- Born: Stirling, Scotland
- Died: 10 December 1994 Oxford, England
- Cause of death: Ballistic trauma
- Occupation: Forensic scientist
- Known for: Victim of unsolved murder

= Death of Michael Meenaghan =

Michael Meenaghan was a forensic scientist at Oxford University who was shot dead through his kitchen window on 10 December 1994. He was a lecturer at the Sir William Dunn School of Pathology.

==Background==
He was originally from Stirling and lived in Monks Close, on the Blackbird Leys estate in Oxford. He had spent the previous four years researching molecular biology of proteins involved in cell adhesion.

He was married but had separated from his wife.

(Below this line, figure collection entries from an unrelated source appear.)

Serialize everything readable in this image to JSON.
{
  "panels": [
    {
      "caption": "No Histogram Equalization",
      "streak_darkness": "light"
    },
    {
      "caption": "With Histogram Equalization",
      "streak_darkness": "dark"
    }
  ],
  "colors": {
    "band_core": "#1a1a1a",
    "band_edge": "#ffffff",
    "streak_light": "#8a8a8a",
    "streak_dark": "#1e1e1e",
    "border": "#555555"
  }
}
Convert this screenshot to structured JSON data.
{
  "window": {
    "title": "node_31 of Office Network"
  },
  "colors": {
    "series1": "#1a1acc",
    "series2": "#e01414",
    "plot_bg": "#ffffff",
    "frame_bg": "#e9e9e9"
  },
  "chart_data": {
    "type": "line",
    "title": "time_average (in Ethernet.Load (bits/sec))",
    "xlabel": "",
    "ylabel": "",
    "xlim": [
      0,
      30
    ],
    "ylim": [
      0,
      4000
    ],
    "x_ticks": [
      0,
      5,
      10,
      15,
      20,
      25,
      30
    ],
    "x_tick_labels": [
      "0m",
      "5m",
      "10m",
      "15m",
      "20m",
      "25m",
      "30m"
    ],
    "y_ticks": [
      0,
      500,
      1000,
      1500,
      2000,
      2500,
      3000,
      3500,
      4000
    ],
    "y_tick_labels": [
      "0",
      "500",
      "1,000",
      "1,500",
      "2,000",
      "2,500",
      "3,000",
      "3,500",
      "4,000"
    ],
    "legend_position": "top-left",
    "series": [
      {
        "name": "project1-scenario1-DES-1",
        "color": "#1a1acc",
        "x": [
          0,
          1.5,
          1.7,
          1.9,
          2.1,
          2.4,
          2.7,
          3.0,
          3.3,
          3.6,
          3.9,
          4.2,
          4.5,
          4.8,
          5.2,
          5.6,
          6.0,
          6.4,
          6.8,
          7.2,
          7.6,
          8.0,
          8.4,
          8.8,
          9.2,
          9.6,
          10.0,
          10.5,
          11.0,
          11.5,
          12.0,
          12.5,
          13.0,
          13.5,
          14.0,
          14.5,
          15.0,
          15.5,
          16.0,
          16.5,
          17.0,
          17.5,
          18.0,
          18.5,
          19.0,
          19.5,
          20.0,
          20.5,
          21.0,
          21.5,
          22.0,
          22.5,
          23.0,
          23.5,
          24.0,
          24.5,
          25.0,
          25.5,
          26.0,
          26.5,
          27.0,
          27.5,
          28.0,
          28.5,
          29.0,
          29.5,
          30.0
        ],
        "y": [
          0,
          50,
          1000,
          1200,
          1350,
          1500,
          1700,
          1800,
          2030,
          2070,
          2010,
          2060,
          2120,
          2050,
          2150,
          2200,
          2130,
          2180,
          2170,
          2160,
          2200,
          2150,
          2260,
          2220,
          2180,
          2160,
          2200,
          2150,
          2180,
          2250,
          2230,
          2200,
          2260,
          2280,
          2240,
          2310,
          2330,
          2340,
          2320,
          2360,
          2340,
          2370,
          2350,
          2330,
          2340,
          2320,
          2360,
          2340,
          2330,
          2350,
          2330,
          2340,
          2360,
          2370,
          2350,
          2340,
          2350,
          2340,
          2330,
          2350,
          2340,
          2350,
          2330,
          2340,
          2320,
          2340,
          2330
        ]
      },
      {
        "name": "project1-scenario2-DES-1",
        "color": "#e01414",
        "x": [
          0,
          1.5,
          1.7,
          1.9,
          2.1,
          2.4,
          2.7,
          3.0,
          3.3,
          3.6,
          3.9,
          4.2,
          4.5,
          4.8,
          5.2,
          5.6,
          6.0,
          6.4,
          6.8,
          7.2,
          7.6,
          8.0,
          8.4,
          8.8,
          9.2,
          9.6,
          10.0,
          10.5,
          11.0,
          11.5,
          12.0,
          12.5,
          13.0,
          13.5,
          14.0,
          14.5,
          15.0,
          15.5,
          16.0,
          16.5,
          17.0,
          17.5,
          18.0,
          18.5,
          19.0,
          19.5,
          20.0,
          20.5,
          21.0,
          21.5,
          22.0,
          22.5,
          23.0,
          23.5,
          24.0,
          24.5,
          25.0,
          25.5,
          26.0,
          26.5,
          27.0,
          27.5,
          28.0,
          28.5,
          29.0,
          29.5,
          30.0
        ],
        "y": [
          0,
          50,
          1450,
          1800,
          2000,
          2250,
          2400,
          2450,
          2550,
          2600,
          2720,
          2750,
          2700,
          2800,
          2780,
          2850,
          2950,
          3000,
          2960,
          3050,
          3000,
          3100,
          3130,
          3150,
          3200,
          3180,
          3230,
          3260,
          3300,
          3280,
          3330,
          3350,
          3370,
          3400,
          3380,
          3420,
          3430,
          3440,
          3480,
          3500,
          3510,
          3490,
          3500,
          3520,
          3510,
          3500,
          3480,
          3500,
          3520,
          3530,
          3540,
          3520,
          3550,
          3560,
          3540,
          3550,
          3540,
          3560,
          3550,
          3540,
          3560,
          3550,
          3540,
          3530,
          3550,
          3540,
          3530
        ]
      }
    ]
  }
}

Neighbours said that he had increased security at his house, drawing curtains all day and keeping his doors locked. He had also made his phone number ex-directory in the twelve months before his death.

==Shooting==
On 10 December 1994 around 4:30 pm a 999 phone call was received. The caller did not speak but could be heard struggling to breathe. When police arrived at the house it looked secure, but they could see a man's body in the kitchen. They broke in and found the body of Meenaghan on the floor with the phone off the hook. His then-girlfriend arrived shortly afterwards, shocked to find the police there.

==Aftermath==
Police followed several leads, including the possibilities of a hired hitman, or of mistaken identity, but no leads were found. His work was uncontroversial and despite speculation the work had nothing to do with DNA fingerprinting.

On the twentieth anniversary of his murder a reward of £20,000 was offered jointly by Crime Stoppers and Thames Valley Police, which was valid for three months. His mother Pat said, "His death is always with me and there is not a day goes by when I don't miss him. We still don't know why someone would be so callous as to take his life and rob the world of a lovely man and a gifted scientist." Police said there was no clear motive for the shooting.